The more I think about the story of the prodigal son (see Luke 15:11-32), the more impressed I am with the father in the story, who represents God. First of all, the prodigal son shows total disrespect for the father by asking the father to give him even before the father dies the inheritance that will be his after the father dies. Instead of getting angry and kicking the son out (as many of us might have been tempted to do), the father gives the son his inheritance, and the son goes far away, and wastes all of the money on sex and booze.
The father knew this is what the prodigal son would do with the inheritance, but he gave it to him anyway. Doesn’t that blow your mind about God and sin?! God facilitated his son’s sin, not because sin is good, or because God doesn’t care about sin, but because he cares about something more than sin, and that is relationship. He knew that this son would never be able to find true relationship with him until the son saw where what he thought he desired led to — which is a life of emptiness.
Hitting rock bottom caused the prodigal son to wake up and realize that his father was a good man — one who was even kind to servants — a much better way than he was being treated herding pigs in a foreign land, penniless and hungry for even pig food. So he decided to go home and beg his father to let him at least be a servant. But as he was nearing home, the father saw him, and rejoiced. He ran to his son and hugged him and welcomed him home, giving him a ring and honor and a feast. Instead of rejecting his son or allowing him to be his servant, the father received him as a son — as if he had been lost and dead and then was found and alive.

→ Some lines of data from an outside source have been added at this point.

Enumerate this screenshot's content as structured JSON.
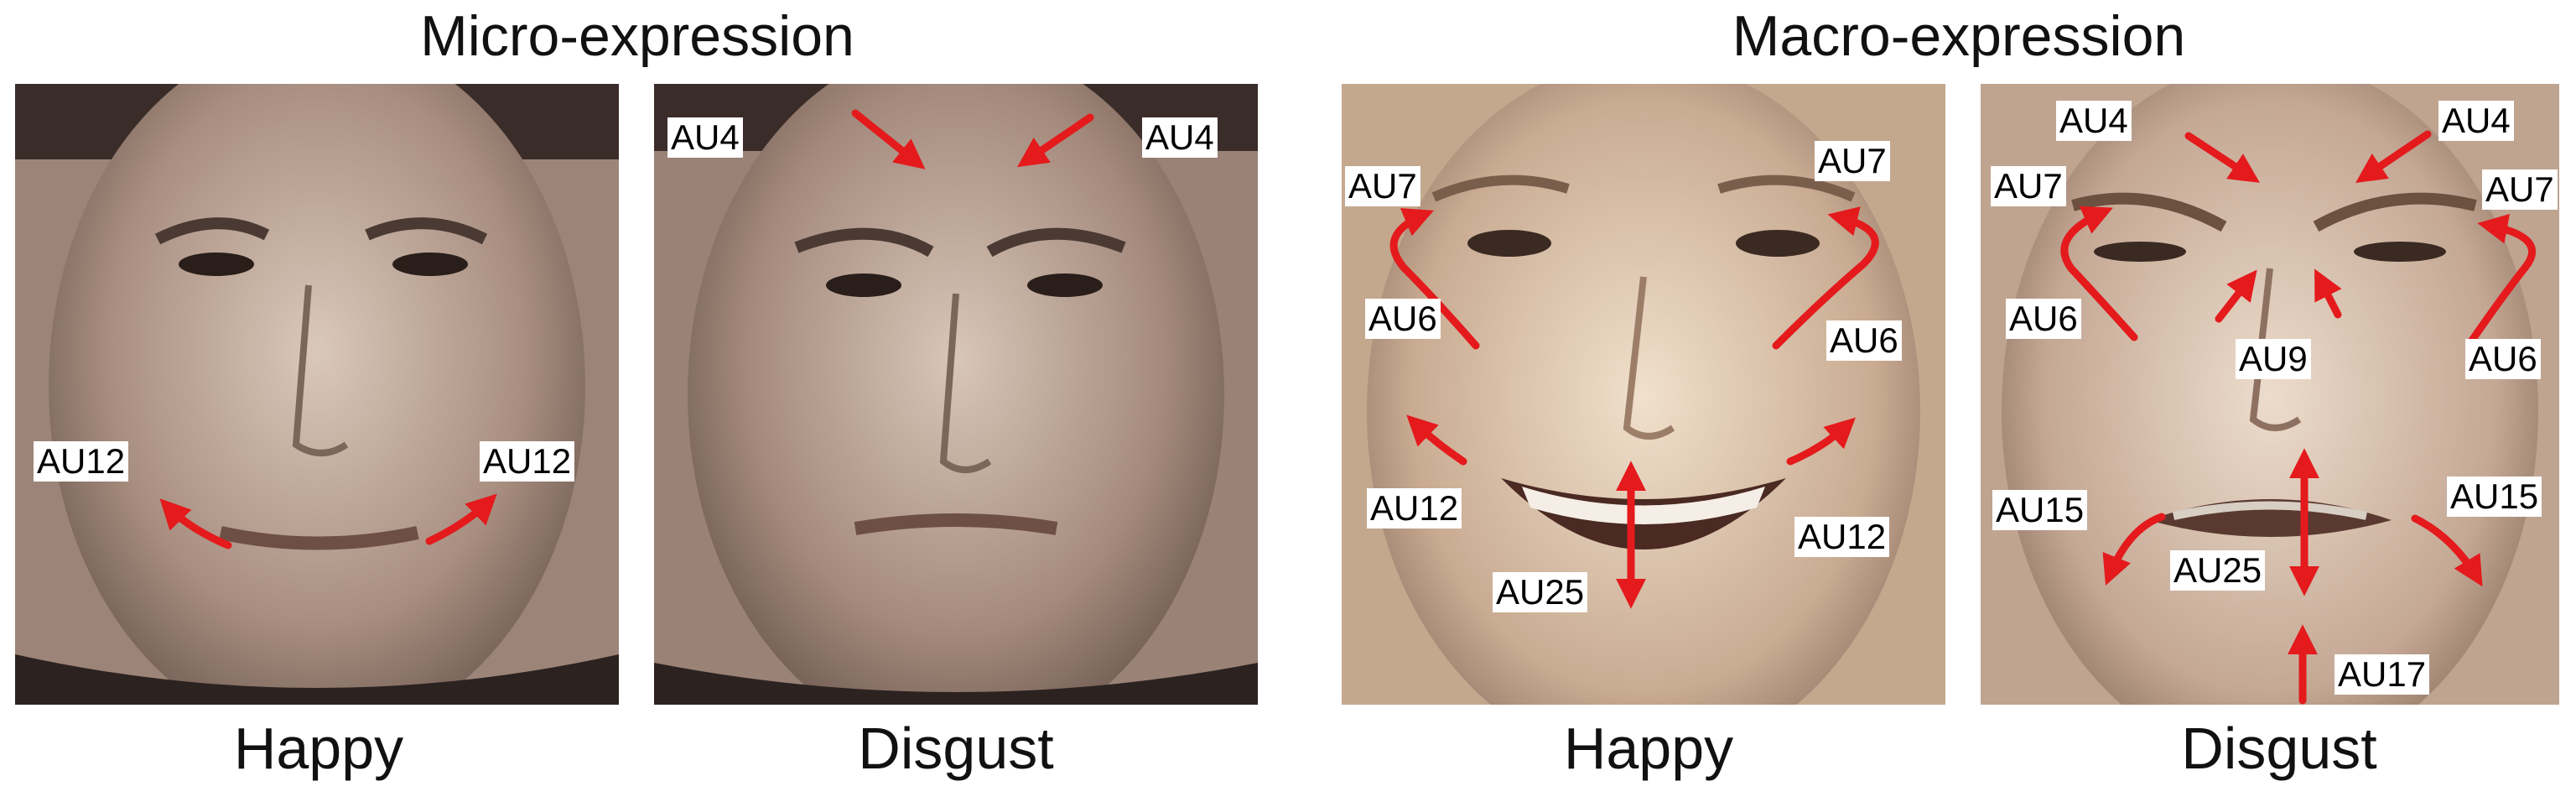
{
  "groups": [
    {
      "title": "Micro-expression"
    },
    {
      "title": "Macro-expression"
    }
  ],
  "panels": [
    {
      "caption": "Happy"
    },
    {
      "caption": "Disgust"
    },
    {
      "caption": "Happy"
    },
    {
      "caption": "Disgust"
    }
  ],
  "labels": {
    "p1": [
      "AU12",
      "AU12"
    ],
    "p2": [
      "AU4",
      "AU4"
    ],
    "p3": [
      "AU7",
      "AU7",
      "AU6",
      "AU6",
      "AU12",
      "AU12",
      "AU25"
    ],
    "p4": [
      "AU4",
      "AU4",
      "AU7",
      "AU7",
      "AU6",
      "AU9",
      "AU6",
      "AU15",
      "AU15",
      "AU25",
      "AU17"
    ]
  },
  "colors": {
    "arrow": "#e41a1c",
    "micro_skin": "#b39a8c",
    "macro_skin": "#cfb49e"
  }
}
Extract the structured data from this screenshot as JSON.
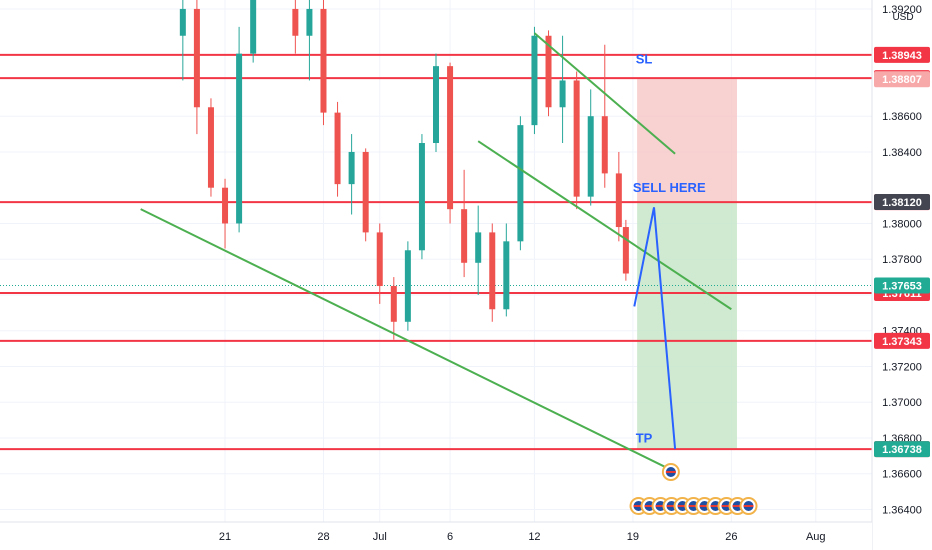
{
  "chart_data": {
    "type": "candlestick",
    "currency_label": "USD",
    "xlim": [
      -26,
      36
    ],
    "ylim": [
      1.3633,
      1.3925
    ],
    "y_ticks": [
      1.364,
      1.366,
      1.368,
      1.37,
      1.372,
      1.374,
      1.376,
      1.378,
      1.38,
      1.384,
      1.386,
      1.392
    ],
    "y_tick_labels": [
      "1.36400",
      "1.36600",
      "1.36800",
      "1.37000",
      "1.37200",
      "1.37400",
      "1.37600",
      "1.37800",
      "1.38000",
      "1.38400",
      "1.38600",
      "1.39200"
    ],
    "x_ticks": [
      {
        "day": -10,
        "label": "21"
      },
      {
        "day": -3,
        "label": "28"
      },
      {
        "day": 1,
        "label": "Jul"
      },
      {
        "day": 6,
        "label": "6"
      },
      {
        "day": 12,
        "label": "12"
      },
      {
        "day": 19,
        "label": "19"
      },
      {
        "day": 26,
        "label": "26"
      },
      {
        "day": 32,
        "label": "Aug"
      }
    ],
    "price_levels": [
      {
        "value": 1.38943,
        "label": "1.38943",
        "color": "#f23645"
      },
      {
        "value": 1.38813,
        "label": "1.38813",
        "color": "#f23645"
      },
      {
        "value": 1.38807,
        "label": "1.38807",
        "color": "#f7a9a9"
      },
      {
        "value": 1.38119,
        "label": "1.38119",
        "color": "#f23645"
      },
      {
        "value": 1.37611,
        "label": "1.37611",
        "color": "#f23645"
      },
      {
        "value": 1.37343,
        "label": "1.37343",
        "color": "#f23645"
      },
      {
        "value": 1.36738,
        "label": "1.36738",
        "color": "#f23645"
      }
    ],
    "price_badges": [
      {
        "value": 1.3812,
        "label": "1.38120",
        "color": "#434651"
      },
      {
        "value": 1.37653,
        "label": "1.37653",
        "color": "#22ab94"
      },
      {
        "value": 1.36738,
        "label": "1.36738",
        "color": "#22ab94"
      }
    ],
    "current_price": 1.37653,
    "trendlines": [
      {
        "from": [
          -16,
          1.3808
        ],
        "to": [
          21.6,
          1.36626
        ]
      },
      {
        "from": [
          8,
          1.3846
        ],
        "to": [
          26,
          1.3752
        ]
      },
      {
        "from": [
          12,
          1.39065
        ],
        "to": [
          22,
          1.3839
        ]
      }
    ],
    "position": {
      "start_day": 19.3,
      "end_day": 26.4,
      "stop": 1.38807,
      "entry": 1.38119,
      "target": 1.36738,
      "stop_color": "#f7c9c9",
      "target_color": "#c8e6c9"
    },
    "projection_path": [
      [
        19.1,
        1.37536
      ],
      [
        20.5,
        1.3809
      ],
      [
        22,
        1.36738
      ]
    ],
    "annotations": [
      {
        "text": "SL",
        "day": 19.2,
        "value": 1.38895
      },
      {
        "text": "SELL HERE",
        "day": 19.0,
        "value": 1.38175
      },
      {
        "text": "TP",
        "day": 19.2,
        "value": 1.36775
      }
    ],
    "candles": [
      {
        "day": -13,
        "open": 1.3905,
        "high": 1.3935,
        "low": 1.388,
        "close": 1.392
      },
      {
        "day": -12,
        "open": 1.392,
        "high": 1.3925,
        "low": 1.385,
        "close": 1.3865
      },
      {
        "day": -11,
        "open": 1.3865,
        "high": 1.387,
        "low": 1.3815,
        "close": 1.382
      },
      {
        "day": -10,
        "open": 1.382,
        "high": 1.3825,
        "low": 1.3786,
        "close": 1.38
      },
      {
        "day": -9,
        "open": 1.38,
        "high": 1.391,
        "low": 1.3795,
        "close": 1.3895
      },
      {
        "day": -8,
        "open": 1.3895,
        "high": 1.394,
        "low": 1.389,
        "close": 1.393
      },
      {
        "day": -5,
        "open": 1.392,
        "high": 1.3935,
        "low": 1.3895,
        "close": 1.3905
      },
      {
        "day": -4,
        "open": 1.3905,
        "high": 1.393,
        "low": 1.388,
        "close": 1.392
      },
      {
        "day": -3,
        "open": 1.392,
        "high": 1.3925,
        "low": 1.3855,
        "close": 1.3862
      },
      {
        "day": -2,
        "open": 1.3862,
        "high": 1.3868,
        "low": 1.3815,
        "close": 1.3822
      },
      {
        "day": -1,
        "open": 1.3822,
        "high": 1.385,
        "low": 1.3805,
        "close": 1.384
      },
      {
        "day": 0,
        "open": 1.384,
        "high": 1.3842,
        "low": 1.379,
        "close": 1.3795
      },
      {
        "day": 1,
        "open": 1.3795,
        "high": 1.38,
        "low": 1.3755,
        "close": 1.3765
      },
      {
        "day": 2,
        "open": 1.3765,
        "high": 1.377,
        "low": 1.3735,
        "close": 1.3745
      },
      {
        "day": 3,
        "open": 1.3745,
        "high": 1.379,
        "low": 1.374,
        "close": 1.3785
      },
      {
        "day": 4,
        "open": 1.3785,
        "high": 1.385,
        "low": 1.378,
        "close": 1.3845
      },
      {
        "day": 5,
        "open": 1.3845,
        "high": 1.3895,
        "low": 1.384,
        "close": 1.3888
      },
      {
        "day": 6,
        "open": 1.3888,
        "high": 1.389,
        "low": 1.38,
        "close": 1.3808
      },
      {
        "day": 7,
        "open": 1.3808,
        "high": 1.383,
        "low": 1.377,
        "close": 1.3778
      },
      {
        "day": 8,
        "open": 1.3778,
        "high": 1.381,
        "low": 1.376,
        "close": 1.3795
      },
      {
        "day": 9,
        "open": 1.3795,
        "high": 1.38,
        "low": 1.3745,
        "close": 1.3752
      },
      {
        "day": 10,
        "open": 1.3752,
        "high": 1.38,
        "low": 1.3748,
        "close": 1.379
      },
      {
        "day": 11,
        "open": 1.379,
        "high": 1.386,
        "low": 1.3785,
        "close": 1.3855
      },
      {
        "day": 12,
        "open": 1.3855,
        "high": 1.391,
        "low": 1.385,
        "close": 1.3905
      },
      {
        "day": 13,
        "open": 1.3905,
        "high": 1.3908,
        "low": 1.386,
        "close": 1.3865
      },
      {
        "day": 14,
        "open": 1.3865,
        "high": 1.3905,
        "low": 1.3845,
        "close": 1.388
      },
      {
        "day": 15,
        "open": 1.388,
        "high": 1.3885,
        "low": 1.3808,
        "close": 1.3815
      },
      {
        "day": 16,
        "open": 1.3815,
        "high": 1.3875,
        "low": 1.381,
        "close": 1.386
      },
      {
        "day": 17,
        "open": 1.386,
        "high": 1.39,
        "low": 1.382,
        "close": 1.3828
      },
      {
        "day": 18,
        "open": 1.3828,
        "high": 1.384,
        "low": 1.379,
        "close": 1.3798
      },
      {
        "day": 18.5,
        "open": 1.3798,
        "high": 1.3802,
        "low": 1.3768,
        "close": 1.3772
      }
    ],
    "events_count": 11
  }
}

The father’s strategy had worked with his son. The money lost — wasted on the son’s sin — was money well-spent, because it allowed the son to see differently, and return as a son who was grateful to have such a father.
The story of the elder brother of the prodigal reflects a different sort of relationship problem. The elder brother is the story of a good kid in terms of outward performance, but one who was in bondage to his false perception of what his father was like and what being a son was supposed to mean. The elder brother thought that being a proper son was about performance and self-sufficiency. He was working for the father to earn approval and perhaps love, rather than doing the things he did from a sense of loving and being loved.
He must have either perceived his father as stingy and hard-hearted, or as the relationship being one-way, in which the son gave but wasn’t allowed to receive. He wouldn’t even think of asking his father for a goat for a small party with his friends. But this was not the father’s heart at all! The father thought about his sons as being one with him — that anything he had was theirs! He loved both sons, regardless of their performance. He wanted them to feel free with him — to feel free to enjoy life as a result of being in relationship with him.
The father — representing God — had plenty of opportunity to get angry with his sons. One, for insulting him and running away to a life of sin. The other for being hard-hearted and overly self-sufficient. But instead of anger, he did his utmost to meet each son in a way that each personality would understand, and lovingly lead them to a place of relationship and freedom as sons.
Note: The picture is titled “The Return of the Prodigal Son” painted sometime around 1661-1669 by Rembrandt van Rijk.